She shrugged. “I don’t know. I feel like my mother’s not telling me something about my dad. When I was a kid, still living at home, he could hardy look at me. Like it hurt his eyes. And sometimes I’d catch Mom staring at me like the way you do an old photograph. With nostalgia.” She shook her head. “I know that makes no sense at all, but I get thisvibefrom her. As if she missed me…even though I was right there the whole time.”
“Maybe she was feeling shitty for not standing up for you,” I said.
“Maybe.” She smiled a little, turned on her side to face me. “You and I are a lot alike, Teddy.”
I stared at the TV where the movie was playing without an audience. Baby trying to learn the steps to that first dance with Johnny, nervous and faltering. “We both have a parent we can’t please,” I said.
“Yeah.”
“And we both miss Jonah.”
“God, yes, I do. It comes over me in waves. Unpredictable. It ambushes me when I’m with my friends in New Orleans, or when I was recording that album…Oh my God. I’d be singing one track, and I think, ‘This is getting easier. Our time together was so short, but instead of feeling bad that it ended, I’m just happy it happened.’ Like my heart was healing after all. And then I’d ruin the next track completely with a total sniveling ugly cry, and I’d think, ‘I’m never going to get over this. I’m never going to keep that promise I made to him.’”
I jerked my head in her direction. “What promise?”
Her blue eyes shone like glass. “He was extracting promises at the end. Remember?”
“I remember,” I said quietly.
Kacey’s smile was heartbreaking as she dropped her gaze to the blanket. “Mine was to promise to love someone else.”
My heart began to jackhammer, and the blood rushed to my ears. Her promise and mine linked themselves in my mind. In my goddamn heart.
“I promised,” she was saying softly. “I said yes. I didn’t want to, and I didn’t mean it. It felt impossible. But he was so tired…” The tears were coming again, and her voice turned weak and watery. “He was so tired. But then I promised and he was happy.”
A thousand different emotions were boiling in me. My guts churned as if I’d eaten and then jumped on a roller coaster.
He asked her to love again.
He asked me to love her.
What the fuck, Jonah?
Kacey wiped her face on the pillowcase. “My hope is someday the promise will stop feeling so impossible to keep. But whether or not I do, at least it made him happy at the end. That's all that matters.” She looked up at me. “Isn’t it?”
“Yes,” I said, like a croak. Then louder, “Yes, that's the most important thing.”

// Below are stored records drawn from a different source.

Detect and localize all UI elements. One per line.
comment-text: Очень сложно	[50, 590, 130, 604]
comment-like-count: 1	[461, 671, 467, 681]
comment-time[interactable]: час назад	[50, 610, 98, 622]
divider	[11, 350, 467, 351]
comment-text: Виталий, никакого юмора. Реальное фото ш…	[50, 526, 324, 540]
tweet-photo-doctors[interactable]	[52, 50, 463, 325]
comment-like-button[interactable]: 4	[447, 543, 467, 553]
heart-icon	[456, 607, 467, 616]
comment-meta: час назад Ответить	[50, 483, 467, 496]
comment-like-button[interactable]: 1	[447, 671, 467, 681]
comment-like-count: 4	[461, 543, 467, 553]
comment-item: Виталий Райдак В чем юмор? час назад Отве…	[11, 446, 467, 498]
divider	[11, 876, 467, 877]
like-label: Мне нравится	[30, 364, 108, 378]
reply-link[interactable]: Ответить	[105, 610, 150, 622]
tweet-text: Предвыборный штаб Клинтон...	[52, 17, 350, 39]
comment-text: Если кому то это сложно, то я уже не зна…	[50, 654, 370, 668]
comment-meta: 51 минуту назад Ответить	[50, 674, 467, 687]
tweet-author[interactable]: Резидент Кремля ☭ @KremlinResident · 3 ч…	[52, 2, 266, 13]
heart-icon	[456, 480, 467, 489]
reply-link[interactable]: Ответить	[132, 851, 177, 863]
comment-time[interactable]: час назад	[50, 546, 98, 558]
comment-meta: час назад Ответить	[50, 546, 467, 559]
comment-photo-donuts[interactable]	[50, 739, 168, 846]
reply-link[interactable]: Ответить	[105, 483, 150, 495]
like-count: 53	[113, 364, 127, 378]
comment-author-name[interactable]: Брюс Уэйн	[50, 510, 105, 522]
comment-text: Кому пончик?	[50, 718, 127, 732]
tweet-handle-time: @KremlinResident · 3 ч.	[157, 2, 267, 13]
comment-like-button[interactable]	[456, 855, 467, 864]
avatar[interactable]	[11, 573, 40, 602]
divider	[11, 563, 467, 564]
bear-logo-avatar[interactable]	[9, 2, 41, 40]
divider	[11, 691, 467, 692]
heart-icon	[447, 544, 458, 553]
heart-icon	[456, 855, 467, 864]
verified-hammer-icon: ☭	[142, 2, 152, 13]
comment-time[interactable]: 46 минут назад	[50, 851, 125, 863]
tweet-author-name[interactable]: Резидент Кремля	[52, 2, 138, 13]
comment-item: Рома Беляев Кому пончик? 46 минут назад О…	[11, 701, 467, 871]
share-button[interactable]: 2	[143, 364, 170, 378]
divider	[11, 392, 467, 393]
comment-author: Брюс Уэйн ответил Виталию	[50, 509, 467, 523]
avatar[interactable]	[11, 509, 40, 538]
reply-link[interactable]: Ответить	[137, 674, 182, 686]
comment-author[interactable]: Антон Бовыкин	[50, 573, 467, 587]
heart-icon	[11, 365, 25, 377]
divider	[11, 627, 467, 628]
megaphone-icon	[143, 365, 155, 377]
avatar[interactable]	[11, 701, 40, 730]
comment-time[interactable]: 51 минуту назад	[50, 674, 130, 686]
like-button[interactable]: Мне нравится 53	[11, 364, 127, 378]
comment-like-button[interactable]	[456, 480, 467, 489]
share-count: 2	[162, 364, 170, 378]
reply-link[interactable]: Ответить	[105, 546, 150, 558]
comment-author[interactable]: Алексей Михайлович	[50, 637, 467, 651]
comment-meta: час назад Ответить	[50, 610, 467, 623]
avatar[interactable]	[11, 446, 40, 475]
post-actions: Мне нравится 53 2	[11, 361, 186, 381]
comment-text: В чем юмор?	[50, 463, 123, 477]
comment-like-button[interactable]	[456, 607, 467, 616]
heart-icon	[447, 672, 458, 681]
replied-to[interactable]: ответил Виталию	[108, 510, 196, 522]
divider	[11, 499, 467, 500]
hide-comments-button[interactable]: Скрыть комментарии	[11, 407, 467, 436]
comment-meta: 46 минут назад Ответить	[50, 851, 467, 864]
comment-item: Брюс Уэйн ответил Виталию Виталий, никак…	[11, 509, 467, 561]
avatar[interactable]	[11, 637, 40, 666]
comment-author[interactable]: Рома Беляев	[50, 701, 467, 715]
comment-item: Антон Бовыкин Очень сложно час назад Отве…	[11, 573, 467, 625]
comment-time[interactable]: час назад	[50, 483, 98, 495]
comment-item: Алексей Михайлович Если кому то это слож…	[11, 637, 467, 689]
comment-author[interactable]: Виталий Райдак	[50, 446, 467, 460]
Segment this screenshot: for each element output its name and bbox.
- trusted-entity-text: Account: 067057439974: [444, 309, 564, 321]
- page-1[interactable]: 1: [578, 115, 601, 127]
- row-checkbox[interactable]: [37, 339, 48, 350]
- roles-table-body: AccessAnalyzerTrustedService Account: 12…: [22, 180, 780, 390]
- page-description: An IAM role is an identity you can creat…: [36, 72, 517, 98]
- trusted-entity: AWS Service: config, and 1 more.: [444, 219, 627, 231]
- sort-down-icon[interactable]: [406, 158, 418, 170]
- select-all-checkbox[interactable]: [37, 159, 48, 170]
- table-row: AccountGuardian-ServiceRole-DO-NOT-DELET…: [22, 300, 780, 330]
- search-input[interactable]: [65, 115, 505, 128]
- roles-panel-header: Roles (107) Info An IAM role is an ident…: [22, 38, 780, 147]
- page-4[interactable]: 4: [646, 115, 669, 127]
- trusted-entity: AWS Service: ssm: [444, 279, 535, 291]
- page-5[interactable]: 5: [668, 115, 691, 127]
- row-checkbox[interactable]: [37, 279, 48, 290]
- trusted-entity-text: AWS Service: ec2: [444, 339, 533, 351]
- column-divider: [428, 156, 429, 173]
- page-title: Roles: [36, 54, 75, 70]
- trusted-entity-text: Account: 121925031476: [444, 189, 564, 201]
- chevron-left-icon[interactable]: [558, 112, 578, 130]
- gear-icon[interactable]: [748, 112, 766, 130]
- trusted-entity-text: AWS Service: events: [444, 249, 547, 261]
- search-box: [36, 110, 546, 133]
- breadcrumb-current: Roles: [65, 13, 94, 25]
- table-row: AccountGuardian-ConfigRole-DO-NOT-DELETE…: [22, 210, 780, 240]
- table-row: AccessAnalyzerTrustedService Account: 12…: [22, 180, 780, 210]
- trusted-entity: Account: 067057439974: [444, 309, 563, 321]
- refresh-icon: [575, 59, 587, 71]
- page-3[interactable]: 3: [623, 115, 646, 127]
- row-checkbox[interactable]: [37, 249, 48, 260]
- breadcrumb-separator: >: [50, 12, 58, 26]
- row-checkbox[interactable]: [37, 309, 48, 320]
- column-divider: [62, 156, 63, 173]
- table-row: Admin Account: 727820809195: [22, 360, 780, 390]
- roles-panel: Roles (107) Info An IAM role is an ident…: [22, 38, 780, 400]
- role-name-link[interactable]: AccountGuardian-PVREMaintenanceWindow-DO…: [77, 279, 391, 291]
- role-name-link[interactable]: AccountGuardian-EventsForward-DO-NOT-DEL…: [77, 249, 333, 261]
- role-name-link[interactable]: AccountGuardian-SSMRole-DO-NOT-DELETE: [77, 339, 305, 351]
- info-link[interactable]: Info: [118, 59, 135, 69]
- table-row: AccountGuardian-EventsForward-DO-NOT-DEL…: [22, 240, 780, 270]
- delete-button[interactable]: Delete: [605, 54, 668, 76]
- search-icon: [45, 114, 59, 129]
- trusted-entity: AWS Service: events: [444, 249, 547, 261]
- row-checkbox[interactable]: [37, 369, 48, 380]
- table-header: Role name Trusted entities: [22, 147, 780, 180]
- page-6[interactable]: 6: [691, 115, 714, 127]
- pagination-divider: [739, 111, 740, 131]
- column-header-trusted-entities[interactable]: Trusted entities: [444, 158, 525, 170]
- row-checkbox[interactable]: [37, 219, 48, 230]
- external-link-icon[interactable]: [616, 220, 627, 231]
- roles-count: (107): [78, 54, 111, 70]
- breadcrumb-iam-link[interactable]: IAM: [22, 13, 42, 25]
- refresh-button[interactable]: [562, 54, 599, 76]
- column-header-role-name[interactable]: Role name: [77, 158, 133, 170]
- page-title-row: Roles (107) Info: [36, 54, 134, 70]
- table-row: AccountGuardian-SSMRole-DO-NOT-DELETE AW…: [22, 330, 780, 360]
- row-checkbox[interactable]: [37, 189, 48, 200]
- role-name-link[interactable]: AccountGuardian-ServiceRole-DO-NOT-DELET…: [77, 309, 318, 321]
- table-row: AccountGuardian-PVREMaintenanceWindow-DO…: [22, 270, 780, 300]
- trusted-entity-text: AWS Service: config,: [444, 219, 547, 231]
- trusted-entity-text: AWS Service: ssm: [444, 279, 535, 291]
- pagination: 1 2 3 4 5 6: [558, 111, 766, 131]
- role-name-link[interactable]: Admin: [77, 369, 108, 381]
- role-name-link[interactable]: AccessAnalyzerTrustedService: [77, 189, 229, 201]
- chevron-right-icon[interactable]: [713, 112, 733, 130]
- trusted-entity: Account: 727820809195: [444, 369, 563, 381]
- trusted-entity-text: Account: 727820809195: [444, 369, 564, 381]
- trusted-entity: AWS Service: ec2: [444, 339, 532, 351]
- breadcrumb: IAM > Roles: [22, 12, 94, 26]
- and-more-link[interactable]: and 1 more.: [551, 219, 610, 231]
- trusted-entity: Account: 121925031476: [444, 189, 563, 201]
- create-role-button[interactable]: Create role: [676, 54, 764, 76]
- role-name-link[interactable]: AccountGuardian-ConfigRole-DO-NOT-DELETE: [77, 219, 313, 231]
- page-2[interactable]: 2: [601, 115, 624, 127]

She became engrossed in the movie, while I stared straight through the TV. Lost in my head, unable to fathom the depth of my brother’s heart. A man who told the love of his life, at the moment of goodbye, to love someone else.
And to his brother, a promise to love her…
The movie ended. Kacey had fallen asleep. I slipped out of the bed I was lying on, put on my shoes, grabbed my jacket and tie. The door squeaked like a goddamn hyena, but Kacey only stirred and slept on. I closed it tight, making sure it locked behind me.
In the silent hallway to my own room, our promises—Kacey’s and mine—linked themselves again in my mind, around and around, like dancers at a wedding.
CHAPTER
EIGHTEEN
I came home to a wet and rainy New Orleans. No sooner had I trundled my suitcase into my living room and shrugged off my jacket than I heard Yvonne shouting for me. I went to the kitchen and threw open the window.
“This came for you,” she said. “Two days ago.” She tossed a small, flat, square package wrapped in brown paper across the small divide between our houses. “The rain was coming down fierce, so I rescued it.”
“Thanks, Yvonne.” I knew what it was—a CD—and my heart skipped a beat.
“How was the wedding?” she asked over the light rain smattering against our roofs.
“It was nice,” I said, “but I’m glad to be home.”